Lors d’un voyage en Italie avec mes élèves de 4è et 3è, j’ai pris le temps d’écouter, de les écouter, car nous disposions de ces heures d’échange qui manquent trop souvent au collège par la faute d’emplois du temps délirants d’absurdité. J’ai découvert d’autres pré-adolescents qui ont découvert j’espère un autre professeur.

De toutes ces conversations, avec les filles comme avec les garçons, le soir en bord de plage ou lors des pauses-déjeuner à Rome, Ostie ou Herculanum, jusque dans le train du retour, jusque dans la gare de Milan lors de notre correspondance vers Rome à l’aller puis Paris au retour, j’ai entendu leur curiosité, leur appétit de savoir, leur bonheur d’être ensemble, leurs émerveillements au Colisée ou devant les ruines  de la ville engloutie par les cendres du Vésuve….

Et puis j’ai très souvent entendu aussi leurs inquiétudes. L’avenir. Les 3è surtout. Ils quitteront le collège dans quelques semaines. Elles passeront très, même dans les conditions que l’on sait.

Notre société française, ce « modèle », est fondée depuis des décennies sur le fait « certain » que l’Ecole aide les enfants à, au moins maintenir un rang social, au mieux aide celles et ceux qui partaient de très bas à gravir quelques échelons. Les « méritants »… Les transclasses… Or depuis les années 1990, l’échelle est toujours là, l’École aussi, mais elle semble ne « profiter » qu’aux plus favorisés à la naissance. Loin de moi l’idée d’en vouloir à ces excellents élèves. Je les ai toujours encouragés, félicités. Ai toujours interdit les moqueries à leur encontre: « Ah oui mais lui c’est un intello ! ».

Il n’empêche que, pour reprendre une réflexion de François Dubet, « On traite mal ceux qui ne sont pas dans l’élite ». Les clefs de la réussite scolaire sont détenues par les mêmes, plus fermement encore depuis la crise. Même les diplômés ne sont plus aussi certains de la valeur annoncée du diplôme obtenu. Alors, une peur en entraînant une autre, on conserve précieusement ces petits avantages personnels. On devient égoïste. On ne sait jamais. Imaginez que ceux « qui ne sont rien » aient envie un jour de devenir brillants et d’occuper les places réservées.

Et, d’émancipatrice l’École a tendu un autre miroir à ses utilisateurs: celui de la « stagnation éducative ». Tout s’est figé, comme les corps des suppliciés d’Herculanum enfermés dans leur prison de roche volcanique. Le divorce entre le « peuple » et les « élites » achève de se consommer. Une génération entière a désormais acquis la conviction tragique qu’il y a eu tromperie sur la marchandise. Une tromperie d’autant plus inacceptable que l’École a continué de véhiculer l’idée d’un contrat de « confiance » qu’elle savait ne plus pouvoir honorer. Les décrocheurs ont fui le navire « École » qui souvent ne voulait plus vraiment d’eux. De « décrocheurs », ils sont devenus « décrochés ».

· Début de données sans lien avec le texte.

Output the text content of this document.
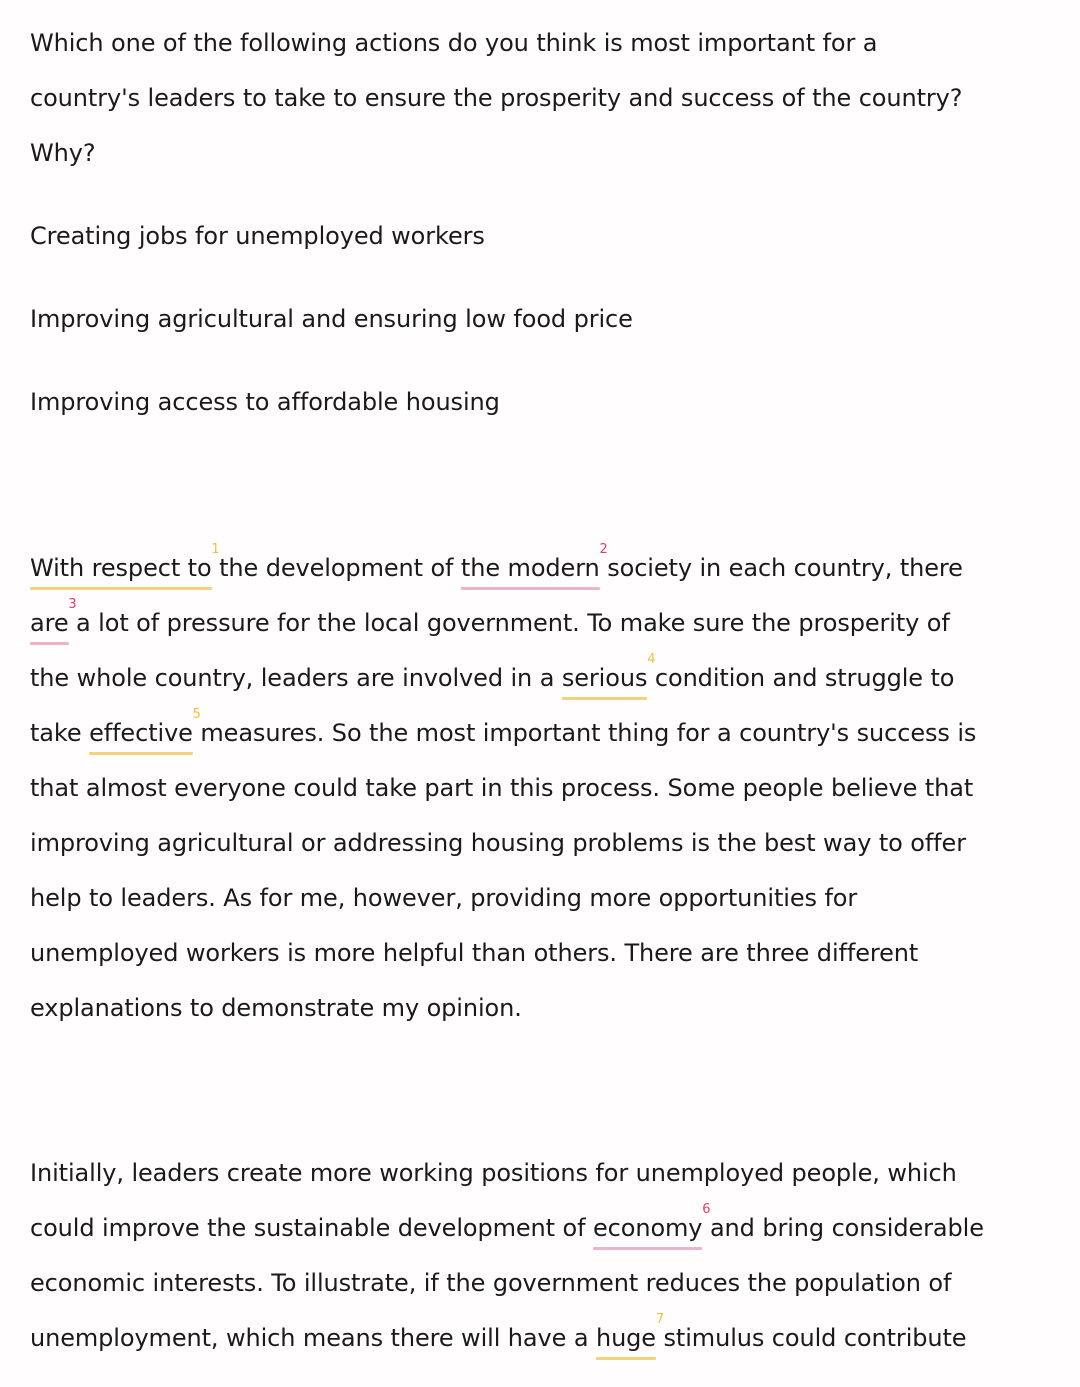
Which one of the following actions do you think is most important for a
country's leaders to take to ensure the prosperity and success of the country?
Why?
Creating jobs for unemployed workers
Improving agricultural and ensuring low food price
Improving access to affordable housing
With respect to
1
the development of the modern
2
society in each country, there
are
3
a lot of pressure for the local government. To make sure the prosperity of
the whole country, leaders are involved in a serious
4
condition and struggle to
take effective
5
measures. So the most important thing for a country's success is
that almost everyone could take part in this process. Some people believe that
improving agricultural or addressing housing problems is the best way to offer
help to leaders. As for me, however, providing more opportunities for
unemployed workers is more helpful than others. There are three different
explanations to demonstrate my opinion.
Initially, leaders create more working positions for unemployed people, which
could improve the sustainable development of economy
6
and bring considerable
economic interests. To illustrate, if the government reduces the population of
unemployment, which means there will have a huge
7
stimulus could contribute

D’où ma conviction profonde d’une urgente nécessité de refondation de l’institution toute entière. Refondation qui n’est même plus discutable.

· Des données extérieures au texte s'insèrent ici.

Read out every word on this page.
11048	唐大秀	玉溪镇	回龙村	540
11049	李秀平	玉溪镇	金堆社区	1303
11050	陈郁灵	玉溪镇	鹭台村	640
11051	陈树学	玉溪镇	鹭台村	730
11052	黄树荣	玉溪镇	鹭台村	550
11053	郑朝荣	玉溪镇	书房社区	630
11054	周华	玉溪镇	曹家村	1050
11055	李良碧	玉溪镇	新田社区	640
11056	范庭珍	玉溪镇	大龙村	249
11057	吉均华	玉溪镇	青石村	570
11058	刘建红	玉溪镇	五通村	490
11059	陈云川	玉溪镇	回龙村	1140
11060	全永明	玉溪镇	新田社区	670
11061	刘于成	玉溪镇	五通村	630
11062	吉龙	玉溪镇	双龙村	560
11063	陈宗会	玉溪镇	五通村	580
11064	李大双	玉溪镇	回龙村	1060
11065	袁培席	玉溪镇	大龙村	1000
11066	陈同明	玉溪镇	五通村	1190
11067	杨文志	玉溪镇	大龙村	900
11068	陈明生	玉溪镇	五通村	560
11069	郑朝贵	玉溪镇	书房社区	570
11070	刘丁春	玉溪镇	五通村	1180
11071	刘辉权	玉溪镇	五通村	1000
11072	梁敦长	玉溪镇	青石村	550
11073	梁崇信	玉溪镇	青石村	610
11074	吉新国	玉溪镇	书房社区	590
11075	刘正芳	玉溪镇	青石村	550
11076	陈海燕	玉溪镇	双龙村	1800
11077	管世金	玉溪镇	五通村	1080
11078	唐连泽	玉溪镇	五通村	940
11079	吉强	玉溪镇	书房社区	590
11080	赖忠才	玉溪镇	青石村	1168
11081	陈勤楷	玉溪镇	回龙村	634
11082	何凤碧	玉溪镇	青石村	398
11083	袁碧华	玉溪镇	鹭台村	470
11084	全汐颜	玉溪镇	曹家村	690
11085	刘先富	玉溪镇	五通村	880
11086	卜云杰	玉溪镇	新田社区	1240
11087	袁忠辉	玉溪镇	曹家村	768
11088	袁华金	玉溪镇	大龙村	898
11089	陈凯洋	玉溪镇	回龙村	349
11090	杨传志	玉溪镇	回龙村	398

Dans les rires et les regards joyeux de mes élèves, dans les yeux gris-bleu de Sarah, dans les mots de Thomas et de Zoé, dans les colères soudaines de Jade, dans les courses folles de Pierre, Souad et Julie sur la plage, dans les mots de tous j’ai entendu leurs bonheurs présents et leurs peurs futures. Ces peurs qui sont le terreau des discours réactionnaires.

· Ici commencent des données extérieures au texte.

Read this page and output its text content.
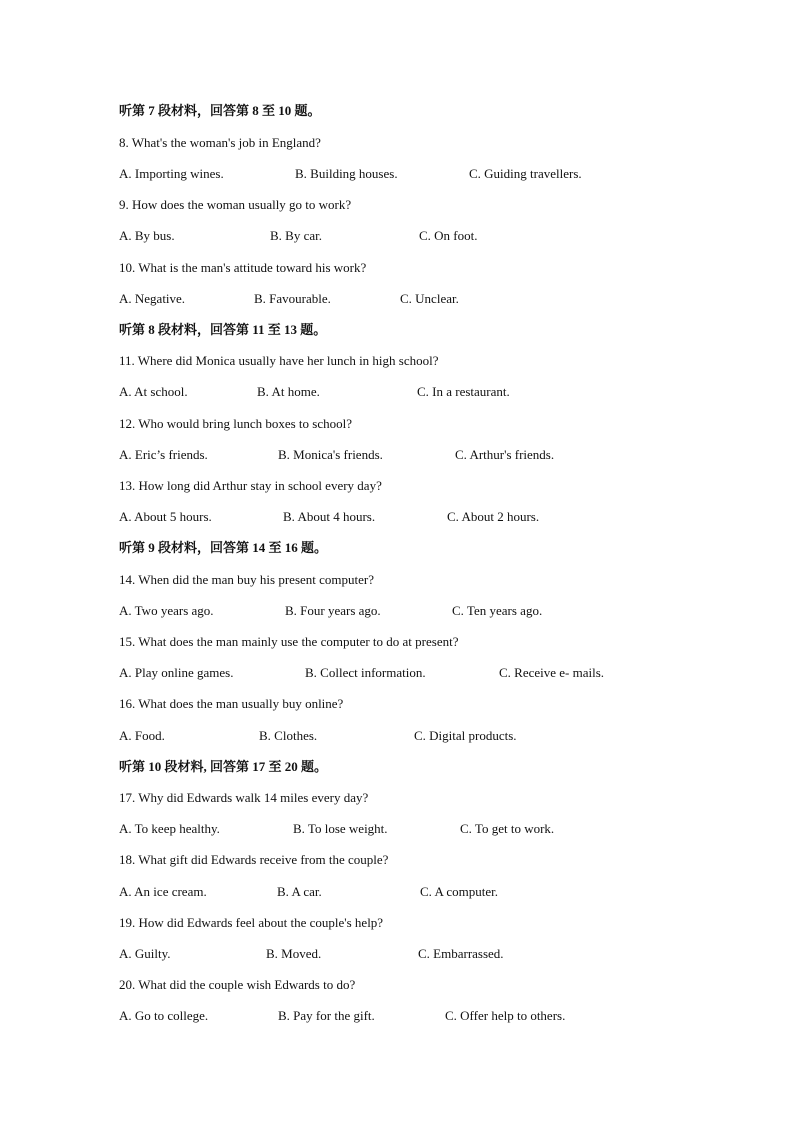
听第 7 段材料，回答第 8 至 10 题。
8. What's the woman's job in England?
A. Importing wines.	B. Building houses.	C. Guiding travellers.
9. How does the woman usually go to work?
A. By bus.	B. By car.	C. On foot.
10. What is the man's attitude toward his work?
A. Negative.	B. Favourable.	C. Unclear.
听第 8 段材料，回答第 11 至 13 题。
11. Where did Monica usually have her lunch in high school?
A. At school.	B. At home.	C. In a restaurant.
12. Who would bring lunch boxes to school?
A. Eric’s friends.	B. Monica's friends.	C. Arthur's friends.
13. How long did Arthur stay in school every day?
A. About 5 hours.	B. About 4 hours.	C. About 2 hours.
听第 9 段材料，回答第 14 至 16 题。
14. When did the man buy his present computer?
A. Two years ago.	B. Four years ago.	C. Ten years ago.
15. What does the man mainly use the computer to do at present?
A. Play online games.	B. Collect information.	C. Receive e- mails.
16. What does the man usually buy online?
A. Food.	B. Clothes.	C. Digital products.
听第 10 段材料, 回答第 17 至 20 题。
17. Why did Edwards walk 14 miles every day?
A. To keep healthy.	B. To lose weight.	C. To get to work.
18. What gift did Edwards receive from the couple?
A. An ice cream.	B. A car.	C. A computer.
19. How did Edwards feel about the couple's help?
A. Guilty.	B. Moved.	C. Embarrassed.
20. What did the couple wish Edwards to do?
A. Go to college.	B. Pay for the gift.	C. Offer help to others.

Pour ces élèves-là, comme pour tous ceux de mes collègues, je souhaite une autre École. Non pas une Ecole adaptée à la société qui va (mal) mais une Ecole qui ait un sens, qui donne du sens et qui indique quelle société nous voulons plutôt que d’accepter celle que nous subissons et, pire encore, faisons subir à nos élèves.